Yup, its two years from my Stroke and it's been a journey, but I have overcome the difficult period and look forward to the future. Dec 23rd, 2018 was when I was given another chance to impact this world, and we don't know now why. But we have to wait for the future to connect the dots but am sure I would make a strong impact.
To begin, I want to thank that supreme power for giving me a chance. And it would not be appropriate without saying a big thank you to a host of people who are/was with me on this journey. To begin with, Rekha. She was resolute in handling the initial months, connecting with the different doctors, insurance, work, and more so her mental strength. Thank you, Rekha.
My doctors in the hospital, who till date answer my emails and are willing to have a coffee with me.
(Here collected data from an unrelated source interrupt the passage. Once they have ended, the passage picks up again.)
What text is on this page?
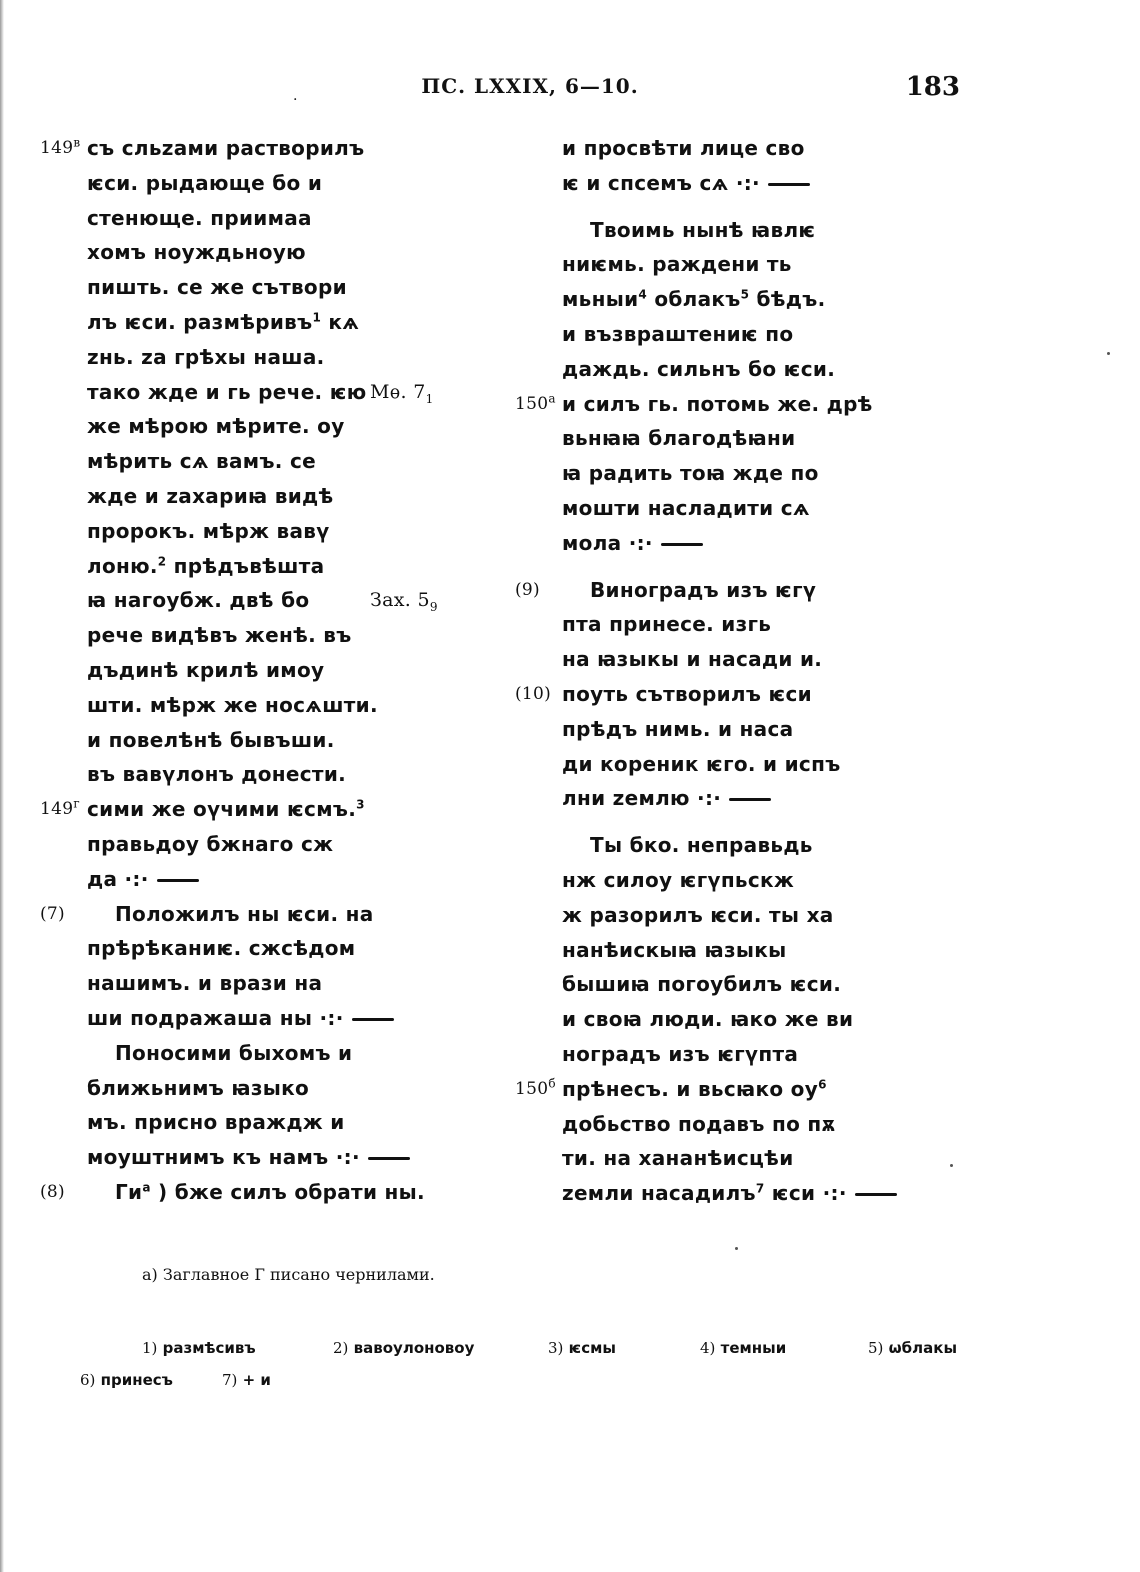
.	ПС. LXXIX, 6—10.	183
$149^в$ съ сльzами растворилъ
ѥси. рыдающе бо и
стенюще. приимаа
хомъ ноуждьноую
пишть. се же сътвори
лъ ѥси. размѣривъ$^1$ кѧ
zнь. za грѣхы наша.
тако жде и гь рече. ѥю Мѳ. $7_1$
же мѣрою мѣрите. оу
мѣрить сѧ вамъ. се
жде и zахариꙗ видѣ
пророкъ. мѣрж вавү
лоню.$^2$ прѣдъвѣшта
ꙗ нагоубж. двѣ бо	Зах. $5_9$
рече видѣвъ женѣ. въ
дъдинѣ крилѣ имоу
шти. мѣрж же носѧшти.
и повелѣнѣ бывъши.
въ вавүлонъ донести.
$149^г$ сими же оүчими ѥсмъ.$^3$
правьдоу бжнаго сж
да ·:·
(7)	Положилъ ны ѥси. на
прѣрѣканиѥ. сжсѣдом
нашимъ. и врази на
ши подражаша ны ·:·
Поносими быхомъ и
ближьнимъ ꙗзыко
мъ. присно враждж и
моуштнимъ къ намъ ·:·
(8)	$Ги^а$ ) бже силъ обрати ны.
и просвѣти лице сво
ѥ и спсемъ сѧ ·:·
Твоимь нынѣ ꙗвлѥ
ниѥмь. раждени ть
мьныи$^4$ облакъ$^5$ бѣдъ.
и възвраштениѥ по
даждь. сильнъ бо ѥси.
$150^а$ и силъ гь. потомь же. дрѣ
вьнꙗꙗ благодѣꙗни
ꙗ радить тоꙗ жде по
мошти насладити сѧ
мола ·:·
(9)	Виноградъ изъ ѥгү
пта принесе. изгь
на ꙗзыкы и насади и.
(10) поуть сътворилъ ѥси
прѣдъ нимь. и наса
ди кореник ѥго. и испъ
лни zемлю ·:·
Ты бко. неправьдь
нж силоу ѥгүпьскж
ж разорилъ ѥси. ты ха
нанѣискыꙗ ꙗзыкы
бышиꙗ погоубилъ ѥси.
и своꙗ люди. ꙗко же ви
ноградъ изъ ѥгүпта
$150^б$ прѣнесъ. и вьсꙗко $оу^6$
добьство подавъ по пѫ
ти. на хананѣисцѣи
zемли насадилъ$^7$ ѥси ·:·
а) Заглавное Г писано чернилами.
1) размѣсивъ	2) вавоулоновоу	3) ѥсмы	4) темныи	5) ѡблакы
6) принесъ	7) + и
To the Physical trainers, physiotherapists, ergotherapists, speech therapists, the neurologists and the team at the reception of ZAR Munich, my therapy centre. A huge thank you to the wonderful people, without whose empathy, patience and care, I think I wouldn't have recovered so fast. You have instilled these values deeper than before.
To my friends' world over who were more than willing to speak to me, from week six on and still encourage me all the way. To my very close friends / inner circle, for their never-ending belief in me and saying it all the way, thanks for spurring me on. I hope not to let you down. To those who look up to me now, more than before, a big thank you for respecting me.
Lastly, my parents and brother. They may be thousands of kilometres away, they may not say a lot, but I know you love and care for me is unprecedented. Love you, Appa, Amma and Papu.
So, how have the two years been?
I can't describe the whole two years in this article and have a lot of content, which will come out in the future. So the snippet.
Impairments:
So let's start with the least affected part, the leg. I was able to walk, the second day after the Stroke and the leg continue to gain strength. I can go for a 5km walk regularly. The endurance was pathetic last year, which is coming back for sure.
The hand: From not able to lift a spoon at all, now I can lot of things, such as even writing this article. So, power has certainly got better. But, the control of the wrist is something I go to therapy even now. It's not consistent for my liking. For you to visualize it, sometimes I can't pour a spoon of instant coffee from bottle to my coffee mug, without spilling some granule on the kitchen top and sometimes I can cook a meal from start to finish. The control of the wrist is not helping to write while the coordination of the fingers is coming back slowly, but I will take what I have.
Now to my eyes. I don't know whether the eyes were impaired just before or during or after the Stroke. The eye as an organ is healthy, but some nerve connecting the brain to the right eye has got impaired. So I can read only half of letters or number if I see with only my right eye. Half means, sometimes it will half vertically and other times it will half horizontally. You can compare it to a loose connection of your charger to the socket, while you are charging your phone, as an example. But fortunately, the left eye is saving me, and if everything goes right, the next quarter they will clear me for driving again, as the reflex and vision field is not affected.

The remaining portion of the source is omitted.